March 31, 2013 @ 1:15 am GMT0
Brattle Theatre


2013, USA, 85 min.
Director E.L. Katz
Screenwriter Trent Haaga, David Chirchirillo
Cast Pat Healy, Ethan Embry, Sara Paxton, David Koechner, Amanda Fuller

What would you do for a Klondike bar? is transformed from dessert to just deserts, as two recently reunited friends are pitted against one another in a series of escalating bets by a couple of onepercenters looking for the eponymous jollies promised in E.L. Katz’s fiercely critical feature debut.

When Craig (Pat Healy) gets hit with a layoff, he heads to the bar to hit the bottle for temporary respite. At this seediest of watering holes he reconnects with an old friend (Ethan Embry) whose life has meandered out of prison and into loanshark waters since they last saw one another. While the two play catch-up, they catch the eye of Colin (David Koechner) and his blasé bride Violet (Sara Paxton). In one fell $300-tequila-bottle swoop, it becomes clear this power couple has money to spare as friendly dares with friendlier pricetags are dangled before these two down-and-out dudes in a friendly game of one-upmanship. When they take the party home, the night spirals out of control as the outlandish dares begin to resemble Pasolini’s Jackass.

Humanity has a hardwired history of reveling in the misery of those condemned to the lower echelons of society. From gladiatorial displays of bravado to the gross-out fascination ofFear Factor, in this dog-eat-dog world, a man will eat dog if he has to, especially when high stakes command the price of dignity. Chirchirillo & Haaga weave a soberingly cruel and hilarious parable that cuts flesh, pound for pound, and evaluates its monetary worth through the actions of a pair of desperate men reduced to bourgeoisie playthings.

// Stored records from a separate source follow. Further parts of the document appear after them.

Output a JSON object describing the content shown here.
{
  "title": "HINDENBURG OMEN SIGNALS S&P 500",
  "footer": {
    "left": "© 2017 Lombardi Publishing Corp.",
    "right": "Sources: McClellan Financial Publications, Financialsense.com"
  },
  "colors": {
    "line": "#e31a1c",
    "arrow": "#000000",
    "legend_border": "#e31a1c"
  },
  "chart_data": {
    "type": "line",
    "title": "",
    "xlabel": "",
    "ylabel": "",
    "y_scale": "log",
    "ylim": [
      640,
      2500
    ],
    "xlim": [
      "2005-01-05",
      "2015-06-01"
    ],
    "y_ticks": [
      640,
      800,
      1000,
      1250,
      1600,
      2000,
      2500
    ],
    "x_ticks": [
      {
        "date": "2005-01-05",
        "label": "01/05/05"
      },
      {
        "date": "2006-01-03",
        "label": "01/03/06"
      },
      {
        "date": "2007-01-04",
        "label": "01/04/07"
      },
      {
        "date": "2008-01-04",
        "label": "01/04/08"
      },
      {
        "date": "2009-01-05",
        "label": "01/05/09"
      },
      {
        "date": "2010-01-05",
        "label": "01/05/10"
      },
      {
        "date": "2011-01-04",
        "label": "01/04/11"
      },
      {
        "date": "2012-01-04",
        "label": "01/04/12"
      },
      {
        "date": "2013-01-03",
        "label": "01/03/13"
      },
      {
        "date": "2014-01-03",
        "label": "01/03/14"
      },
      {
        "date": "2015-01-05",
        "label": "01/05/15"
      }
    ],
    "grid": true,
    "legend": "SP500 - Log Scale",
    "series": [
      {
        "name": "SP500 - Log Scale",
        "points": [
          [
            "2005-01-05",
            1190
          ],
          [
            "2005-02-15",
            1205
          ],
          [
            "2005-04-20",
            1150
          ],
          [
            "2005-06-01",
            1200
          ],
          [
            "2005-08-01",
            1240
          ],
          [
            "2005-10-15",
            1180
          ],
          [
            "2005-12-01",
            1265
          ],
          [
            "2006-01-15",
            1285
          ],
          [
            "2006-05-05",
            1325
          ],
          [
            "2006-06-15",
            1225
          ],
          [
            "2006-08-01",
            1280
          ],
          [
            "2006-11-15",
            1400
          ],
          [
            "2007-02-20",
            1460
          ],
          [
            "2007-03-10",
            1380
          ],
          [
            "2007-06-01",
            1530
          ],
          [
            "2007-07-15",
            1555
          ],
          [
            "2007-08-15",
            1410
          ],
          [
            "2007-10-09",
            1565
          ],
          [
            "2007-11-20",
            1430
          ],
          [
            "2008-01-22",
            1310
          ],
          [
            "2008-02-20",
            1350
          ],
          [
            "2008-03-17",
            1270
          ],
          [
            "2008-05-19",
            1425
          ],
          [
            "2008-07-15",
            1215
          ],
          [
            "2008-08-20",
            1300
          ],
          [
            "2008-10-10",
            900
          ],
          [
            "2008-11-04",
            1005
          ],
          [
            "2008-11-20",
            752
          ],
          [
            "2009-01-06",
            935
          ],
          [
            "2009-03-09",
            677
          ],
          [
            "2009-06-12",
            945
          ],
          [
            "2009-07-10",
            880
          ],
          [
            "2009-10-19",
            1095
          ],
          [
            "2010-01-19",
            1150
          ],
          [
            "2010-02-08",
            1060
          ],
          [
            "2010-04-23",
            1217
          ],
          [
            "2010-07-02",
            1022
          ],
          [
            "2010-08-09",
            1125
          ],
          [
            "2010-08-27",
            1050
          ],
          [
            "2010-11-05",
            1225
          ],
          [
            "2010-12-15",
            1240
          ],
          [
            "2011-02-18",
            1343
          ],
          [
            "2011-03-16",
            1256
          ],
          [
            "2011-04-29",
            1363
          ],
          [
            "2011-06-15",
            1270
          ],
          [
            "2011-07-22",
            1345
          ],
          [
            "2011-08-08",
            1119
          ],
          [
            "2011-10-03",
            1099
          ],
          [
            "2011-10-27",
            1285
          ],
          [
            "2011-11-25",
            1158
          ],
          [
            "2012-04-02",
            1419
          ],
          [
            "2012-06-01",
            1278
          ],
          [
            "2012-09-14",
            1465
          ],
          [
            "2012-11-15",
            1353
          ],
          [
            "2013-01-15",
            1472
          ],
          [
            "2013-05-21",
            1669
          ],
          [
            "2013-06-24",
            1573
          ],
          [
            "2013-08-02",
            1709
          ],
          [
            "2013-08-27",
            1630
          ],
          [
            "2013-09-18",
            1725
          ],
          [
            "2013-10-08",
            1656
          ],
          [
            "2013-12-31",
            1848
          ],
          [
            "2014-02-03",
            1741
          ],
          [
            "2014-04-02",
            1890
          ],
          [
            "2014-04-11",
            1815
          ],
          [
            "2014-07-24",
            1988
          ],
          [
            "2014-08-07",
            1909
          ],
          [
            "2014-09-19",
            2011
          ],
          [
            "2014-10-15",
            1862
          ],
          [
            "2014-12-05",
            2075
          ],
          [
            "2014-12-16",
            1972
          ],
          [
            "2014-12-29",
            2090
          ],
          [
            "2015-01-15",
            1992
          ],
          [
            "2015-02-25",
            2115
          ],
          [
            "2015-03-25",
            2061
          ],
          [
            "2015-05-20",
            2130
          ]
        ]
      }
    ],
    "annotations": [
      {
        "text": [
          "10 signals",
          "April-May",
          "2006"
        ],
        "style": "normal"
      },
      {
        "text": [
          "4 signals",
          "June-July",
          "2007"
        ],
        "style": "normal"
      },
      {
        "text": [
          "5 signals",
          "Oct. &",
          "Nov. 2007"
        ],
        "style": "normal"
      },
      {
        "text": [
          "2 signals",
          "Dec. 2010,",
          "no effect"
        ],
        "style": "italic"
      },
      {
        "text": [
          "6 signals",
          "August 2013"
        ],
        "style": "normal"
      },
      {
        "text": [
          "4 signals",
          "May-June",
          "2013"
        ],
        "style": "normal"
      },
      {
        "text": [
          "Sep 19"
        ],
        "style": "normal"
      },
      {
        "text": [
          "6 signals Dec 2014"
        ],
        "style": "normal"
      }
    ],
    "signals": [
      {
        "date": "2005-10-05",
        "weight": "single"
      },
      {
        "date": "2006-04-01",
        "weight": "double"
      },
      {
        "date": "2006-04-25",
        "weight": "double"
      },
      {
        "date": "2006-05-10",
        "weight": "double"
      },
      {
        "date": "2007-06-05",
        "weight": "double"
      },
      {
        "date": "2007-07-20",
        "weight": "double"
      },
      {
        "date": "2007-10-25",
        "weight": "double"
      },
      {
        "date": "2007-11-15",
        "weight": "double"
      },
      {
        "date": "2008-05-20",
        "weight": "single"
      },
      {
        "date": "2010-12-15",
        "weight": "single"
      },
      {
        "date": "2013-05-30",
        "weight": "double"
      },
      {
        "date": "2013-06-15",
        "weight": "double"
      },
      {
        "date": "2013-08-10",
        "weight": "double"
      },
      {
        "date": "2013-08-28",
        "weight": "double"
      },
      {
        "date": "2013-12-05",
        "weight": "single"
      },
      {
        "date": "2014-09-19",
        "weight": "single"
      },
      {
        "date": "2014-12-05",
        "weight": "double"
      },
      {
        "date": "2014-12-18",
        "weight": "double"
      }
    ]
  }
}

Where 1987’s Eat the Rich shoves a blackly comedic proletariat agenda down the titular rich’s (and the viewers’) throats, Cheap Thrills prefers a subtly left-leaning but-no-less-blackly-comedic shiv to the McRibs, appealing to our sense of humanity by forcing us to witness the devastating and utterly convincing dissolution of our everyman hero’s very own.

— Nicole McControversy


As Human As Animal, Kristina Klebe, 5 min.
A lonely man (Diamond Dallas Page) with a dark past resides in an even darker present.